The next image I have been working on, I have decided that I have hit the point of diminishing returns. “The rolling waves of Vela”
This is still within the constellation of Vela, but not really in the area typically seen as being part of the Vela SNR. There are not really any objects of note to mention, no high profile stars, a number of tiny background galaxies, no planetary nebulae, the area is basically dominated by HA and Sii with no Oiii worth gathering.
53 X 300 second Sii, 79 X 300 second HA and a tiny number of RGB subs (5 each at 300 seconds) all captured with Voyager of course.
An image I shot on 28/06, the only clear night I have had in a month. I have been hoping to complete a fairly large scale mosaic in this area but with Australia firmly held in a La Nina weather pattern, the weather has been dire for imaging this winter.
Shot with Voyager of course, using my Stellarvue SVX80T-3SV with 0.8 focal reducer and an ASI2600MM Pro camera, and Astronomik LRGB filters, on the iOptron CEM70G mount.
70 X 120 Second Lum at 0 gain
35 X 120 Seconds each R, G, B, at 100 gain
Integrated in Astro Pixel Processor and post in Photoshop, including the new NoiseXTerminator noise reduction filter. An AI noise reduction filter that was designed for astro images and to my eye does a great job of noise reduction without creating the “False” detail that AI noise reduction filters designed for terrestrial images tend to produce. Overdoing the “Detail” slider will mess with star profiles so they look ugly and over sharpened but it still seems to be highly resistant to “inventing” detail.
An image I have been working on since December 2022, NGC2170, the “Angel” nebula. A very pretty target but a tough one to process due to a pretty extreme dynamic range.
Shot with a 10"F4 Newtonian with a Paracorr, ZWO ASI2600MC and MM cameras, and all capture managed using Voyager advanced.
This was 105 600 second RGB subs shot with my ASI2600MC Pro (Befoire I decided to add luminance and HA to it) and 35 600 second HA and 33 600 second luminance.
The RGB was split to individual R-G-B files in Astro Pixel Processor for an easier workflow to keep all the frames registered together in a single processing run (You can not debayer OSC and straight process Mono at the same time) The RGB image was recombined in APP and then layering of the LRGB and HA and final post processing was done in Photoshop.

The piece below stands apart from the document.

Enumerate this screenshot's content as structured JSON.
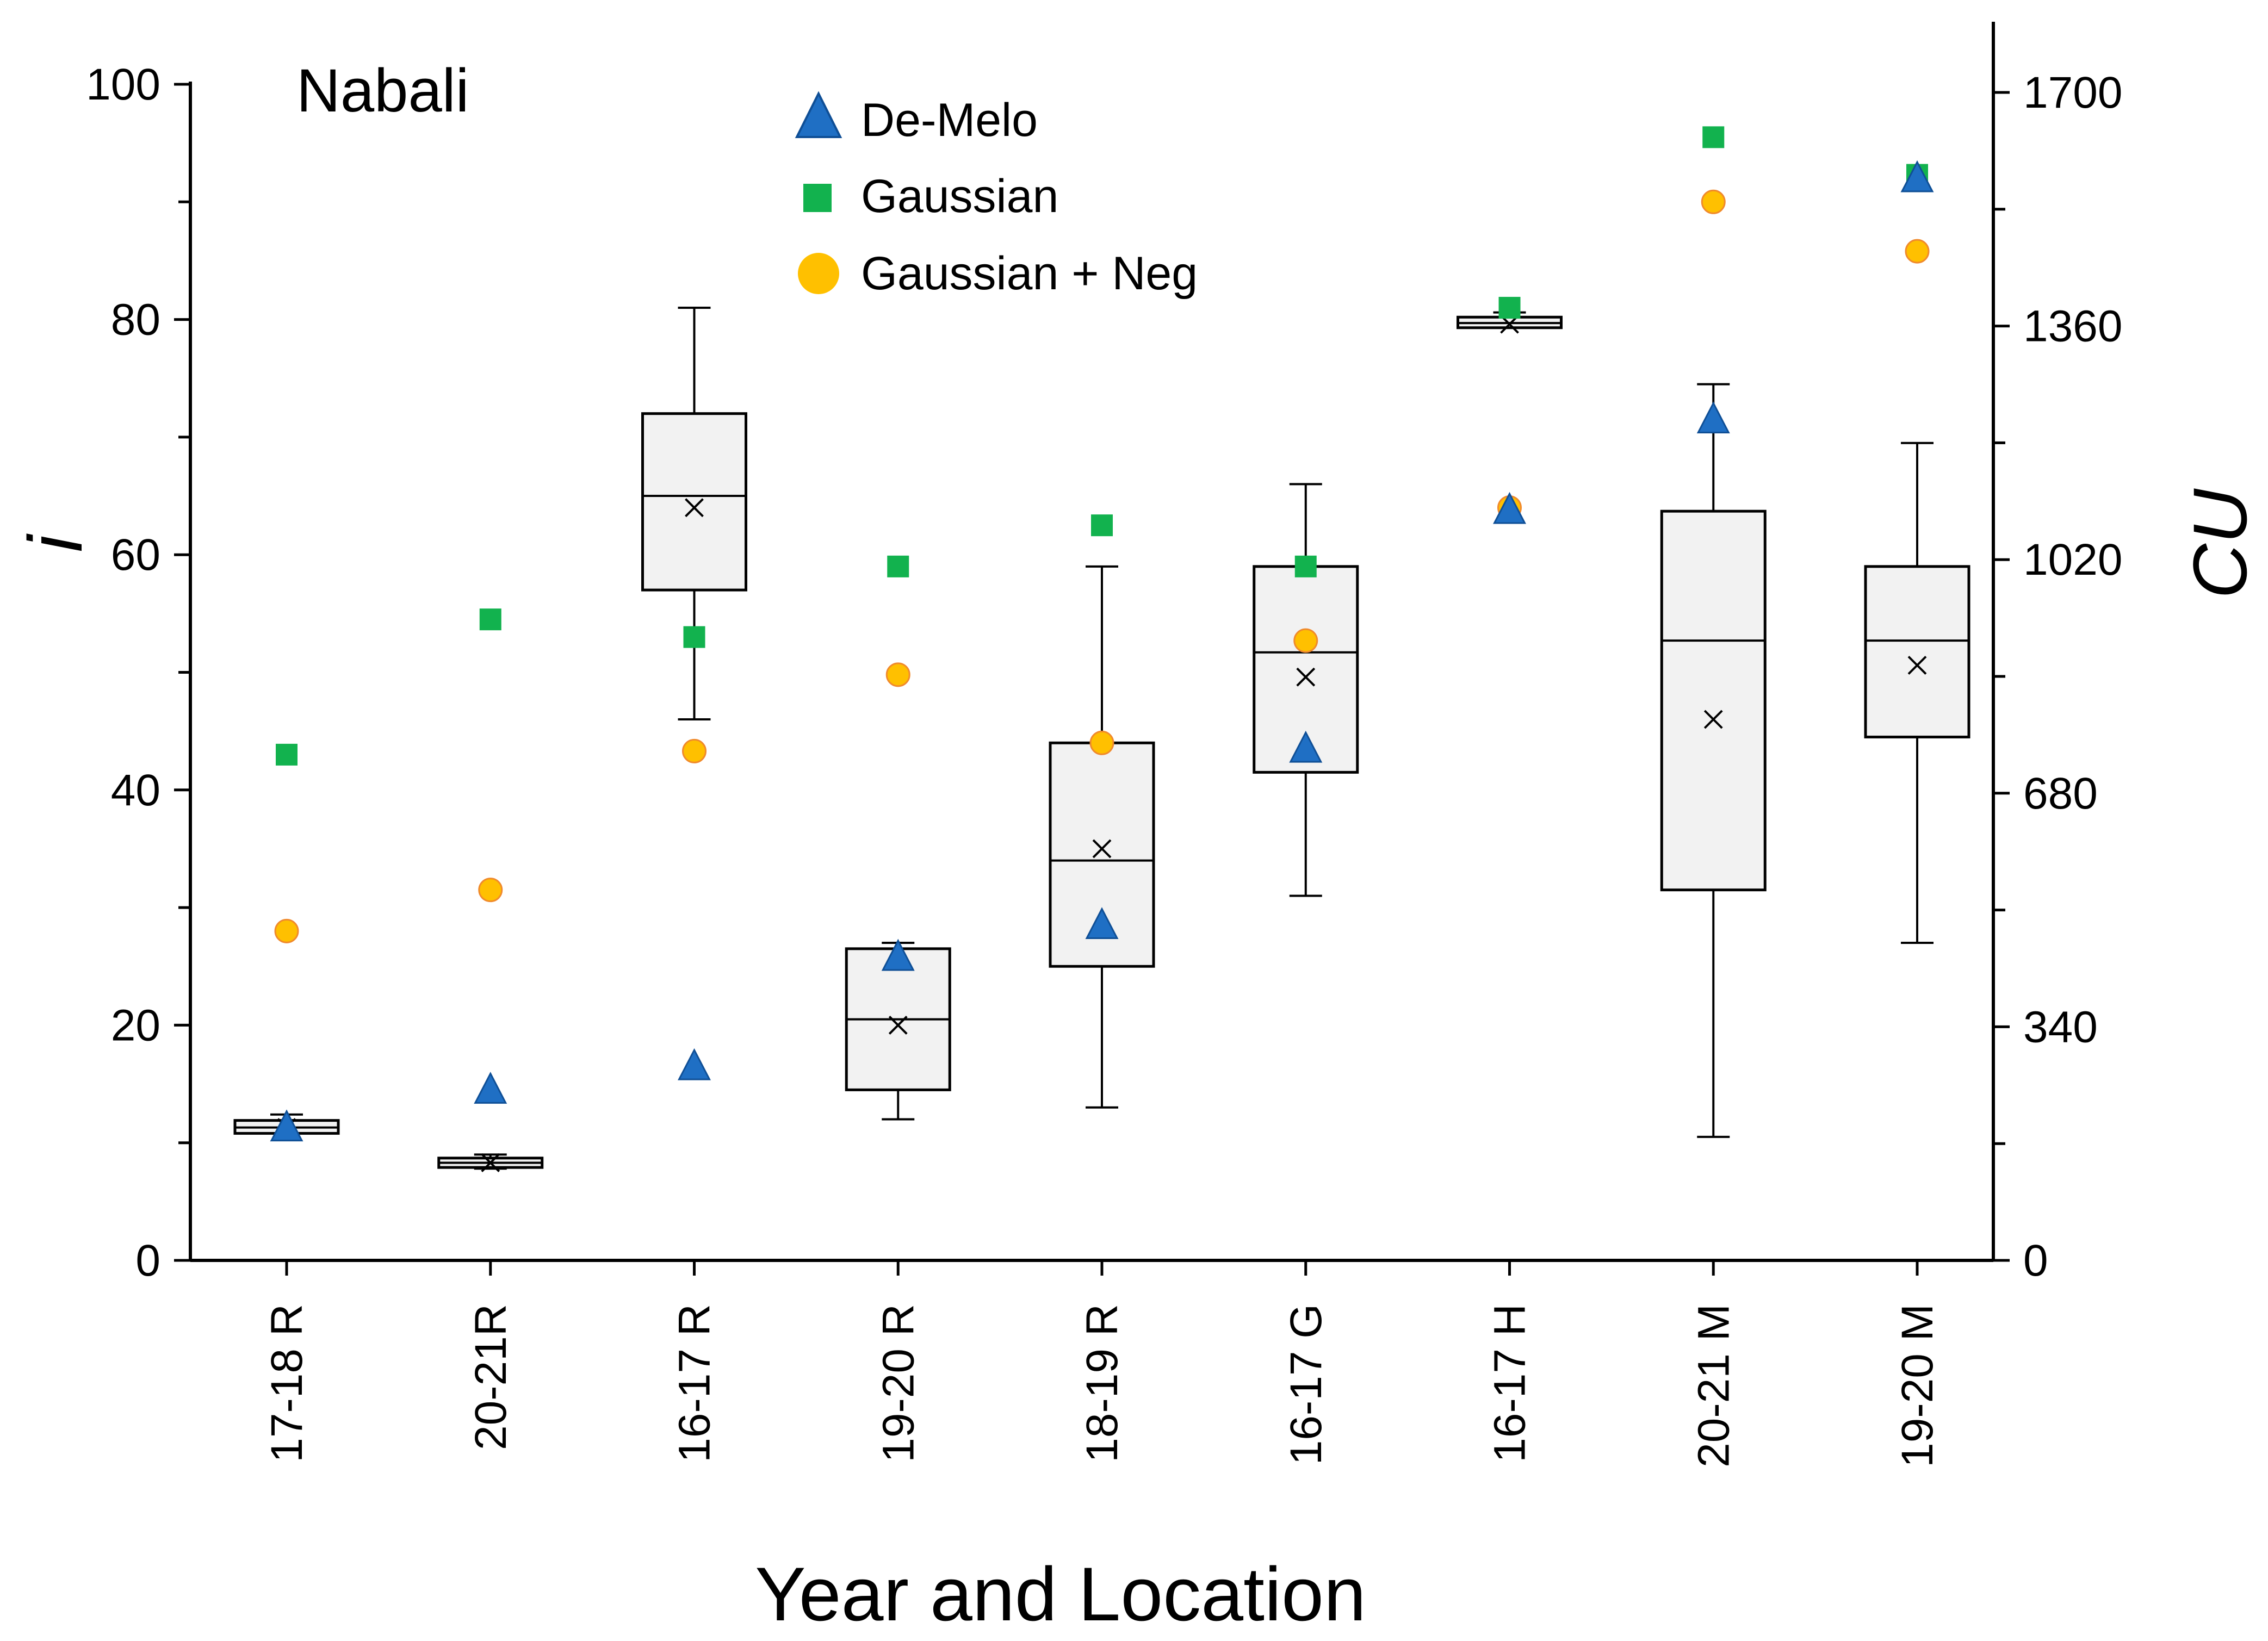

I reprocessed this image more times than I care to count before I was happy with it, sometimes all the way back to basic integration in Astro Pixel Processor.
This one just made top pick on Astrobin overnight (My time) which I am pretty happy with. I think image of the day is not very likely as Astrobin has had at least two NGC2170 IOTD’s in the last month.
Thank you, this one took a lot of work to process in a way that I was happy with (And I still see lots of ways I could improve it if time was not an issue) but I am very happy with how it came out.
Using Advanced, the data capture was the easy part of this one by a very long way.
And a nice surprise for my Saturday, the NGC2170 image did make it to IOTD on Astrobin. I really did not expect that to happen when other images of the same target had been IOTD’s recently.
It has been some time since I have added anything here. I have been very very busy, but I went out to a star party at a dark sky site recently, and we were lucky enough to have four clear nights. These are my first two images from Nhill. A shot of the Grus Quartet, and one of NGC300. I have other data to process but work means it will be a little while.
It is a long time since I Have put anything up as I have been very busy with work and the weather has been dire. Last week I finally got to set up and shoot some HA data for a new image, and as expected, everything worked perfectly (Except for me, I wasted a night due to a silly error on my part) and Advanced just did it’s work.
There is much more to be shot and much more processing to be done but this will be the basis of a HA layer on a fairly wide shot of the Tarantula nebula and surrounds. Processed and stars removed in Pixinsight.
Thanks, it might be a while until there are even some RGB stars to add to it the way the weather has been going. Hopefully I get a clear night around the new moon to collect RGB. This is a circumpolar target for me so I have many months yet that I can image it.
The test shots did not show a lot of detail (Just single 30 second images to look at framing) so the interesting little blob in the top right did not look like much and it is positioned to be cropped out of the final image, but I think I am going to want to do an image of that object with my longer focal length scope, I think it would make a good stand alone target.
Thanks, I have never really tried going to long integration times on this area so I was not sure what I would get out of this.
There are a few northern targets I would love to shoot, but I reckon we are pretty lucky with globular clusters, big supernova remnants, and of course the galactic core in really great spots to observe and image.
Work in progress continues, this is the HA data above, with a full night of RGB laid underneath it. Oiii to go yet and potentially Sii, but I have never yet found a HA-Oiii-Sii mix that I actually like so I normally do bicolour on the narrowband component.
RGB shot last night with Voyager advanced which did exactly as expected, RGB all night except when the moon rose where it shot one sub of Oiii before the end of astro night.